John Henry Newman, oggi S. John H. Newman, inglese di nascita, ma irlandese di adozione, avendo fondato l’Università cattolica di Dublino, scrisse: la Sicilia "mi traina come una pietra pesante. … E' stato il tema di tutti i poeti e di tutti gli storici e i suoi reperti parlano di un'antichità più remota e più perfetta di quella di altre nazioni….”
Egli fu filosofo, letterato e l’inglese più importante che si sia mai convertito alla Chiesa di Roma. Papa Benedetto XVI lo ammira tanto. “E’ una figura esemplare per me”, perché “è un uomo che ascolta la sua coscienza. La verità che egli ha visto… è al di là di ogni approvazione ed accettazione”.
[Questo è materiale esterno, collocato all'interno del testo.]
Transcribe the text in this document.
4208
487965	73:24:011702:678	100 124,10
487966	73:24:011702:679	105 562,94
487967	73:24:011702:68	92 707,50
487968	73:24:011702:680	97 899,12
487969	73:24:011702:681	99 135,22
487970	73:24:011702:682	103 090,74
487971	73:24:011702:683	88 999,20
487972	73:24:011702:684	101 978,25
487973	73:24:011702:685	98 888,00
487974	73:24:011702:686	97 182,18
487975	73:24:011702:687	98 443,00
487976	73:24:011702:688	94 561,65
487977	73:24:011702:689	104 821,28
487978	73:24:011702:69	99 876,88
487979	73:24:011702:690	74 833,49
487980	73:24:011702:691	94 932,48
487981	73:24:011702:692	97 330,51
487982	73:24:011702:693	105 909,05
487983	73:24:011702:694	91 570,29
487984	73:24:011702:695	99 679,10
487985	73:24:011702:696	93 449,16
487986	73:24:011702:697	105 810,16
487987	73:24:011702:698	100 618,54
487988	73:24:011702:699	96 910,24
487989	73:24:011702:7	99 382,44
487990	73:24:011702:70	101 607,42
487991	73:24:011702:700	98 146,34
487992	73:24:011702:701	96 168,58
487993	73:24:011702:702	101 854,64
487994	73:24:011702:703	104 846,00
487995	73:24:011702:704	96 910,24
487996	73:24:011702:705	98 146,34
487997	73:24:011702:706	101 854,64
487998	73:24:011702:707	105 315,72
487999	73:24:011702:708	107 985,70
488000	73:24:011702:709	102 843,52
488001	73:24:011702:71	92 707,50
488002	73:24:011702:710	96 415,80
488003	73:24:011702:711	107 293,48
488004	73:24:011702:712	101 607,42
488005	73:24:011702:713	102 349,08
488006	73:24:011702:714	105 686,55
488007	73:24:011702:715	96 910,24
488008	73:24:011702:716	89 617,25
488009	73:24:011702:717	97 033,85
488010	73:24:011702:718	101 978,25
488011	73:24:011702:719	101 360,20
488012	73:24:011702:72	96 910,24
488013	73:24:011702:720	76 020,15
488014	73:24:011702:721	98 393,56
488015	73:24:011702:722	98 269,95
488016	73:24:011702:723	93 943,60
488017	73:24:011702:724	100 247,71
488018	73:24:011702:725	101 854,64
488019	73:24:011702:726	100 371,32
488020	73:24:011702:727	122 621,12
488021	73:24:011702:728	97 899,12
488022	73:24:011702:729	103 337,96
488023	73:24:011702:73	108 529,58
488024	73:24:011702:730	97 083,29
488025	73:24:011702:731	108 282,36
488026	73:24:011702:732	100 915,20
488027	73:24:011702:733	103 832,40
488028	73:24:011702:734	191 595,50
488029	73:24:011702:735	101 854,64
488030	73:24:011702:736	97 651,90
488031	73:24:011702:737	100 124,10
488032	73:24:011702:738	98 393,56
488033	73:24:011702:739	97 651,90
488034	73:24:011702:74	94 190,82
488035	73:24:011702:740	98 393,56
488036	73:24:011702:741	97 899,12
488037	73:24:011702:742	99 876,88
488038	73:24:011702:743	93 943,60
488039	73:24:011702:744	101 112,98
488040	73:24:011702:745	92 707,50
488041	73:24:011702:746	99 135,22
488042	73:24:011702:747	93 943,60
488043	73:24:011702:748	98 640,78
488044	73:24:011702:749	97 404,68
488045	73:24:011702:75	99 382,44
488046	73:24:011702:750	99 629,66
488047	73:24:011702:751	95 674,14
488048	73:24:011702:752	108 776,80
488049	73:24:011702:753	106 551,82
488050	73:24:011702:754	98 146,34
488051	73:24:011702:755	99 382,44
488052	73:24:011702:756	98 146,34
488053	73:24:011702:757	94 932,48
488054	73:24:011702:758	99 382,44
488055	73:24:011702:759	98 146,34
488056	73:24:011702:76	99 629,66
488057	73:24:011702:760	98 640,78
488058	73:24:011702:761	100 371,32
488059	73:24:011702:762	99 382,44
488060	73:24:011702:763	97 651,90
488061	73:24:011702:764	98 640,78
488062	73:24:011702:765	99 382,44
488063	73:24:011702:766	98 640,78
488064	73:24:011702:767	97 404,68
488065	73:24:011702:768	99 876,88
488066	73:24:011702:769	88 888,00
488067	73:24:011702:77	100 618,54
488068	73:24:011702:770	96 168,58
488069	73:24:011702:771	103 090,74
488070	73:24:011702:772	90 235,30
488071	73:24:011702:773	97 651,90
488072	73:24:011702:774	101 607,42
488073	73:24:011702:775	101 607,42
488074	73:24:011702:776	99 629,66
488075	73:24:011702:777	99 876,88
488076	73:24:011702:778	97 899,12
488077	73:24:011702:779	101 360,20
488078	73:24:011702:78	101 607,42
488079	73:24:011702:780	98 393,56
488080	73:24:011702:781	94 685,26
Il viaggio di Newman in Sicilia e sulle coste del Nord Africa e della Grecia occidentale, dal dicembre 1832 al luglio 1833, fu un episodio romantico, e i suoi diari l’hanno raccontato nei particolari.
Quando una febbre violenta lo assalì a Leonforte, dove andava gironzolando da solo, egli gridò: “Non morirò, non ho peccato contro la luce”.
La Sicilia rinforzò la sua ammirazione per la natura e nella sua Apologia egli scrive: “Ho capito che il mondo esterno, fisico e storico, non è che una manifestazione per i nostri sensi di realtà più sublimi. La natura è una parabola; la Scrittura, un’allegoria; la letteratura pagana, la filosofia e la mitologia, propriamente intese, non sono che una preparazione al Vangelo. I poeti e saggi greci sono in qualche modo profeti”.
Questi sono solo alcuni illustri irlandesi che hanno ammirato la nostra Sicilia.